I first became aware of Dr. Kotlikoff’s company and MAXIFI (previously called ES Planner) when I read an earlier book entitled “Spend Til the End. It covered similar topics such as those you mentioned. It made me aware and interested in the economic thinking on consumption smoothing and maximizing utility. I resonate with your comment about his economic being at odds with the choices many of us make. I think it is still useful as a guide to thinking about our choices.
I’m in a similar situation regarding spousal annuities, but what i don’t get is it really worth it to delay SS for five or more years thereby missing all that cash on a gamble?
I know that’s conventional wisdom, but in the big picture with a 75% J&S and more, perhaps some insurance is the potential higher SS benefit worth the delay. Of course, the age difference between spouses is also a factor.
Thanks for reading and taking the time to comment. I have to admit I’m a little confused, but i’ll take a shot at it.
It seems to me the SS claiming decision involves one’s thinking about longevity vs. “breaking even”. I have had many conversations with friends and colleagues who are concerned with leaving money on the table and want to claim as early as possible to make sure they got back what they put in. Many of them were single and the decision was easier.
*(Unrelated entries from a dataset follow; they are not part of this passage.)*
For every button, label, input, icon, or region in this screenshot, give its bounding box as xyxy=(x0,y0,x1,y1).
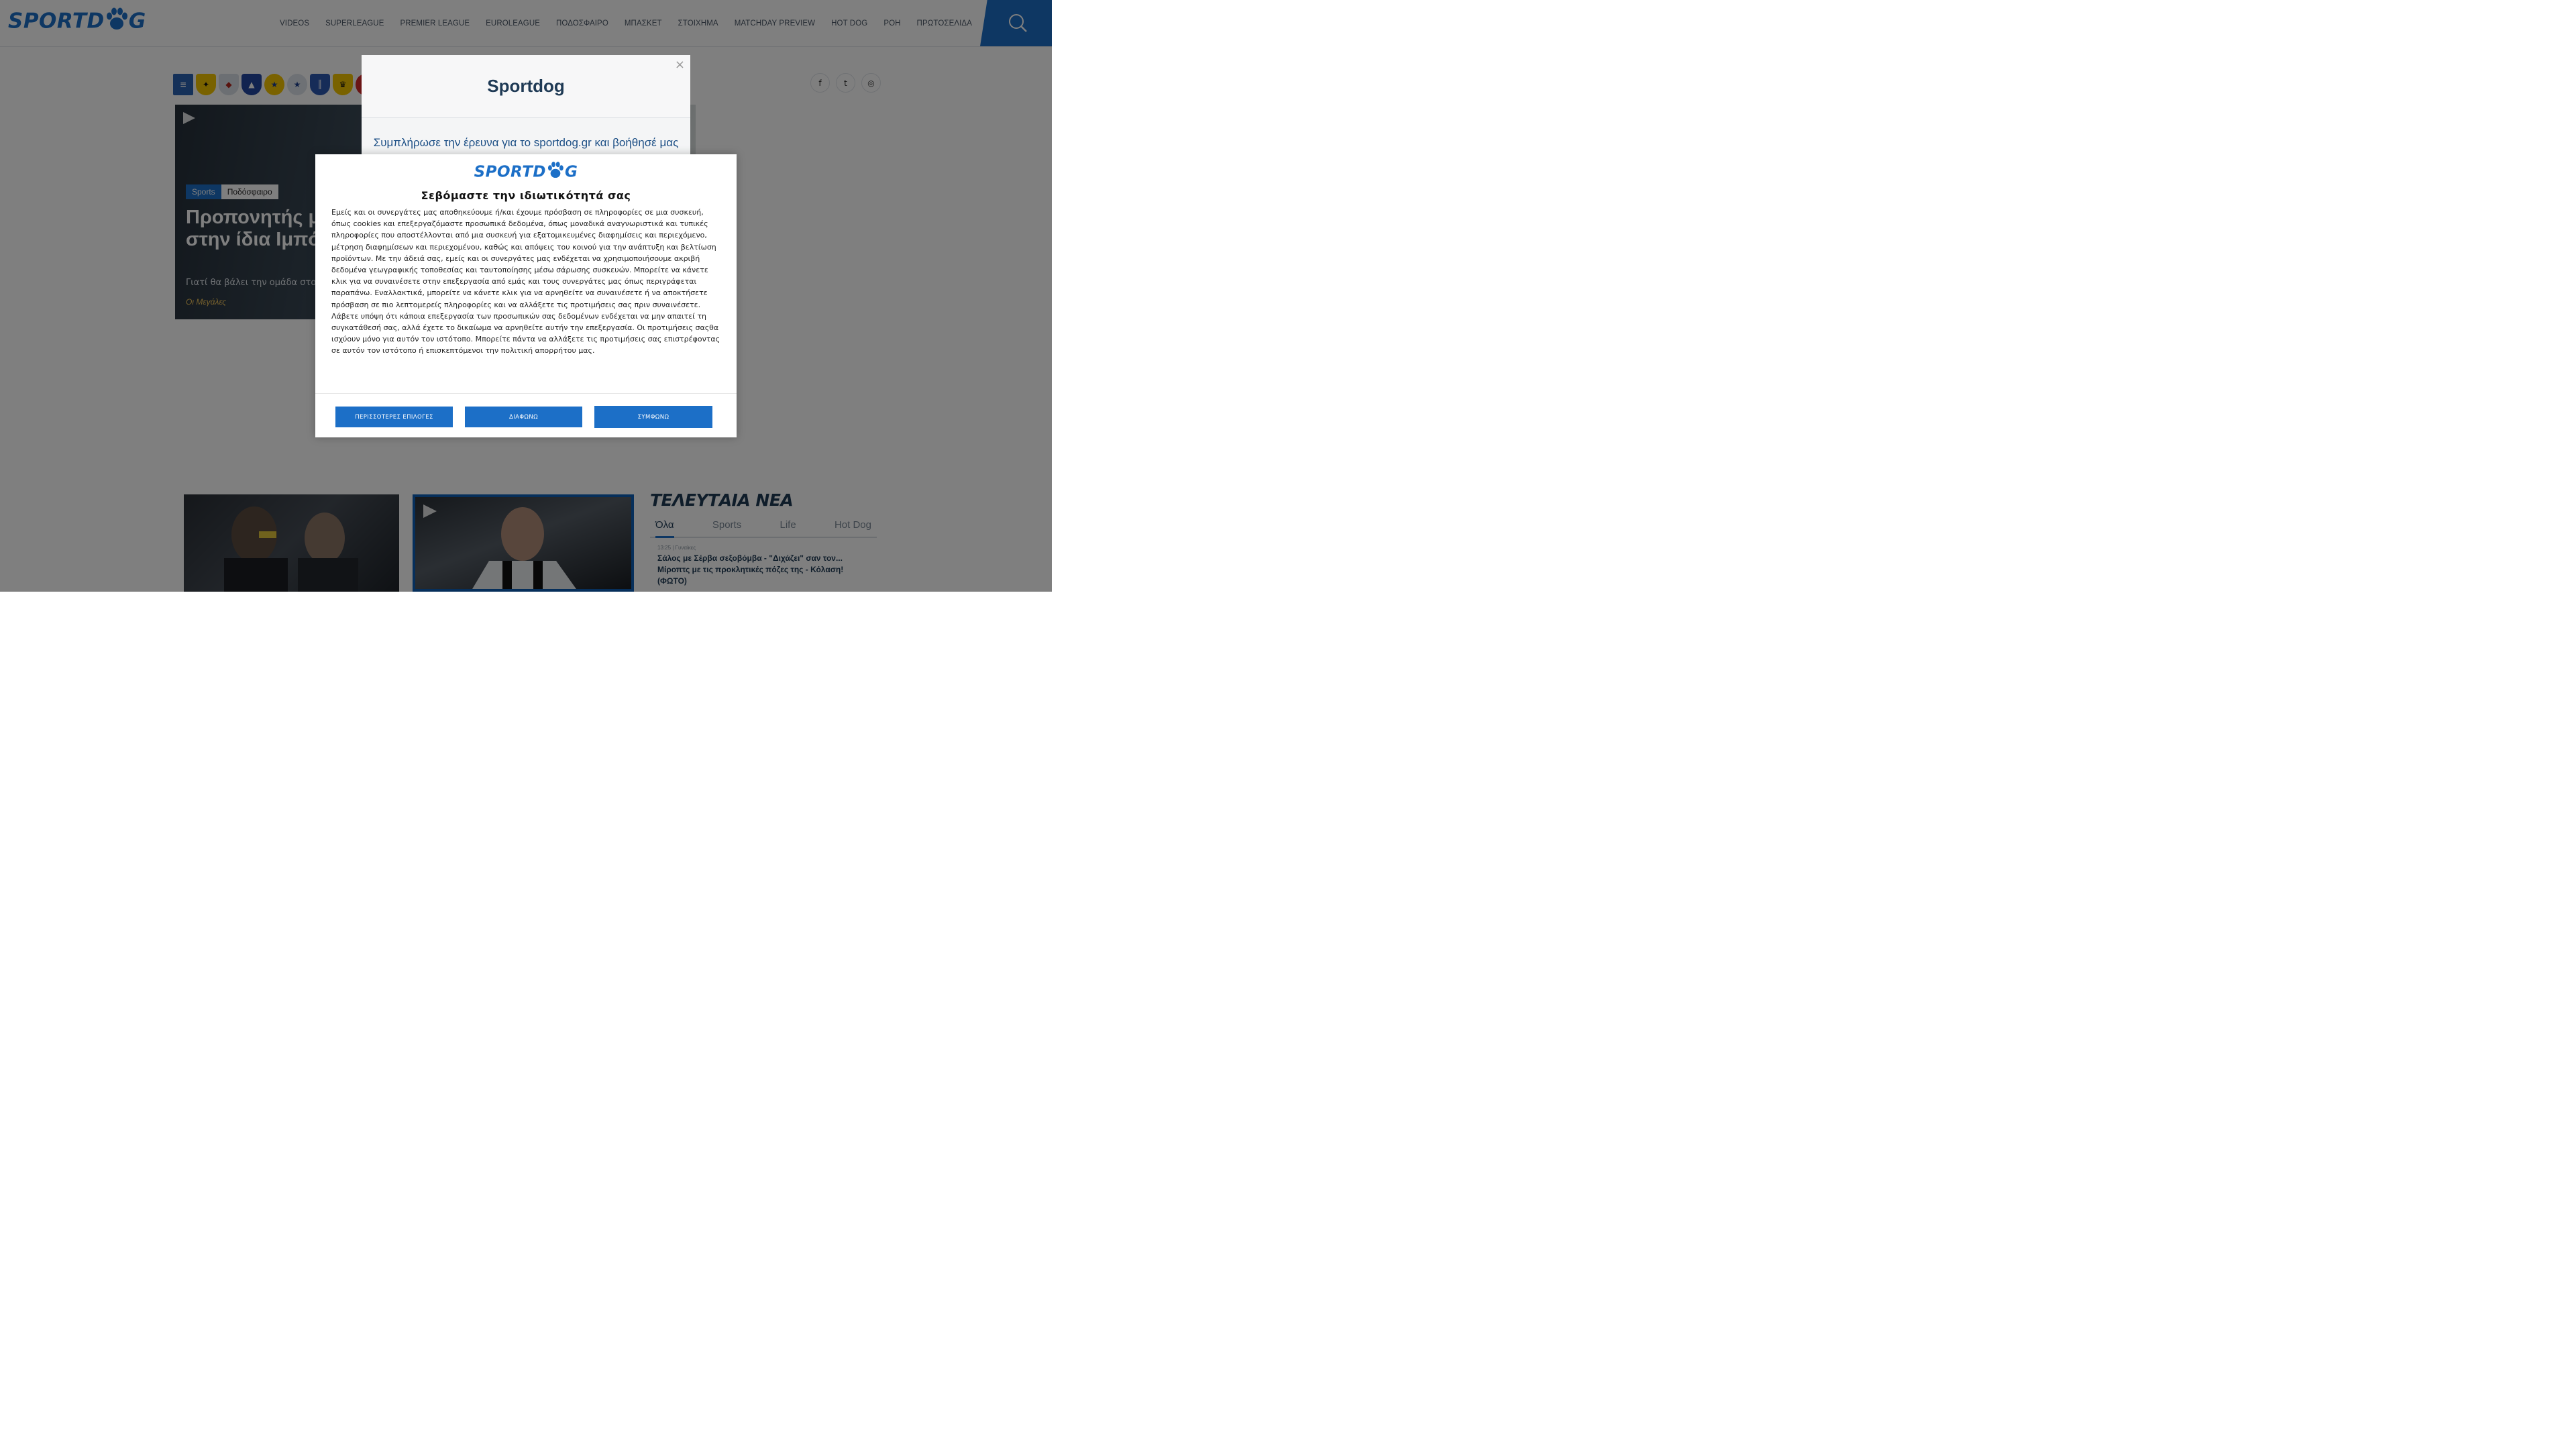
survey-header: Sportdog xyxy=(362,55,690,118)
survey-popup: Sportdog × Συμπλήρωσε την έρευνα για το … xyxy=(362,55,690,164)
logo-wordmark: SPORTDG xyxy=(474,161,578,184)
paw-icon xyxy=(547,161,564,184)
consent-logo: SPORTD G xyxy=(315,161,737,184)
consent-dialog: SPORTD G Σεβόμαστε την ιδιωτικότητά σας Ε… xyxy=(315,154,737,437)
survey-title: Sportdog xyxy=(487,76,565,96)
agree-button[interactable]: ΣΥΜΦΩΝΩ xyxy=(594,406,712,428)
consent-heading: Σεβόμαστε την ιδιωτικότητά σας xyxy=(421,189,631,202)
disagree-button[interactable]: ΔΙΑΦΩΝΩ xyxy=(465,407,582,427)
consent-body: Εμείς και οι συνεργάτες μας αποθηκεύουμε… xyxy=(331,208,720,356)
more-options-button[interactable]: ΠΕΡΙΣΣΟΤΕΡΕΣ ΕΠΙΛΟΓΕΣ xyxy=(335,407,453,427)
close-icon[interactable]: × xyxy=(675,58,685,72)
consent-footer: ΠΕΡΙΣΣΟΤΕΡΕΣ ΕΠΙΛΟΓΕΣ ΔΙΑΦΩΝΩ ΣΥΜΦΩΝΩ xyxy=(315,393,737,438)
I’m a big believer in “hoping for the best and planning for the worst”. I therefore tend to worry more about the other end. I think that outliving one’s assets is the gamble with the greatest downside. Delaying the SS of the higher earner ensures the maximum survivor benefit for the surviving spouse.
Rick, as I tried to explain to Jonathan, my comment related to delaying to age 70 in the context of providing the highest survivor benefit.
If a surviving spouse is much younger, then the delay may be a good thing assume inadequate other assets. If spouses are the same age then the probability is the women will live about two years longer and less as they both age.
In my case my wife is four years older so data is in my favor.
So, in some scenarios would it be better to have a $100,000 in cash by not delaying as opposed to having the higher surviving benefit paid for two years or so – at least on an actuarial basis?
Like you, my wife will receive survivor annuities, has her own annuity while my group life insurance will cover all her expenses for at least two years.
Meanwhile, the SS I started at NRA was invested and now churns out interest income.
Clearly there are different ways at looking at this with no control over the future for any of the assumptions.
What’s the gamble? If you had delayed Social Security and died relatively early in retirement, Connie would have received a larger survivor benefit. As it is, should you predecease her, she’ll receive less. Thanks to your pension, I have no doubt Connie will be fine. But that’s not the situation for most people — so encouraging others to claim early, because that happens to be what you did, strikes me as a little reckless.
Arguably, with single individuals, who aren’t dealing with two tickets to the life-expectancy lottery, postponing Social Security is more of a gamble. Still, I can’t imagine that the dying words of many 68-year-olds are, “I shouldn’t have delayed Social Security.”
My comment related to Rick having a 75% J&S for his wife. Did i misread?
What you wrote is: “is it really worth it to delay SS for five or more years thereby missing all that cash on a gamble?” That suggests you think delaying Social Security is a “gamble” that’s not worth taking. Or were you trying to say something different?
Thanks for the article Rick! You raise many questions in my mind as I’m always in search of a source locally who can guide me to better tweak my financial future and to verify if I’m on the right path. I briefly browsed the MAXIFI website before commenting, and will check it out further.
Olin, thanks for reading and commenting. Best of luck in your financial future.